At the very least it must be able to do what Amazon and Google can. I am a little excited about the possibility of an integrated iOS Cloud solution. I dropped to a 16GB model iPhone this last upgrade because I have a 64GB iPad. But with my apps and content, I sometimes find storing all my music on the phone difficult. But the interface with the Amazon cloud leaves a lot to be desired. I would love a seamless experience of listening to my music on the phone, whether from files stored locally or stored in the cloud.

And, I would love to be able to stream video from the cloud to my Apple TV. Did I mention I have hundreds of GBs of videos? That ability would push me to buy a much larger storage plan. But, like many Apple services, I doubt this will be available day one.

Speaking of Apple TV:
It’s time to move this device to an app based system. I would love to see a totally new operating system. One that borrows from Roku and boxee’s channel model. One where I can add or delete all sorts of online media content.

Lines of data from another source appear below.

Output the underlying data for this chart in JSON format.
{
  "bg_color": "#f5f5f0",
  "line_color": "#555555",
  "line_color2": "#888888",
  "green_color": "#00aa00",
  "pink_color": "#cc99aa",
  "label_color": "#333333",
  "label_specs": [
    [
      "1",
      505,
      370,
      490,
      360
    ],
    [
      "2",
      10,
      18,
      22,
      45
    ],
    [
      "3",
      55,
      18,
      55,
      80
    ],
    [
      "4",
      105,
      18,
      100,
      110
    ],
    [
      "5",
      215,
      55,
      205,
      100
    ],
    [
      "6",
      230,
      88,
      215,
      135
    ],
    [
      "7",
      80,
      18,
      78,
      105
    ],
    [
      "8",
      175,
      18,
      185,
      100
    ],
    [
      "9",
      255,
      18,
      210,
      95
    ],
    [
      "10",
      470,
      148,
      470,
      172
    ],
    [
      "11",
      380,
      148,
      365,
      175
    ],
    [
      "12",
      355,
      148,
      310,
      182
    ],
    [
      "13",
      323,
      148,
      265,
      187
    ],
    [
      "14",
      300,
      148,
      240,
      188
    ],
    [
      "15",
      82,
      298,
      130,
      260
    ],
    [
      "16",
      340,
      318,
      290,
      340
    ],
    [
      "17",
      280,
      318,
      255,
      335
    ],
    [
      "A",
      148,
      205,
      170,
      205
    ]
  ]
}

With Airplay and iCloud as its centerpiece, users could set up Netflix, Hulu Plus, and any number of other channels. I don’t expect Apple to open it up to the extent that Roku has with private channels, but this is definitely a direction I’d like to see.

One More Thing:
Of course there will be one more thing. And I think it will be the long awaited iPhone 5 announcement. (Or will it be the iPhone 4S?) Announced Monday with a fall release date. Delayed by the entrance of Verizon this year, it’s time for the annual upgrade to the iPhone line up. It will be a sort of slide-grade. I think the new model will be 64GB max, with the same processor the iPad 2 uses. I expect an 8 megapixel camera, but probably still 720p video resolution. I don’t think we will see a huge change. Some have suggested a larger display, but that won’t be until the next model. Oh, and the antenna thing will be fixed.

Unless, the old rumors of a smaller iPhone are true. Imagine an iPhone Nano, without much local storage, but tied to your iCloud account? Probably not, but iCloud does open some doors.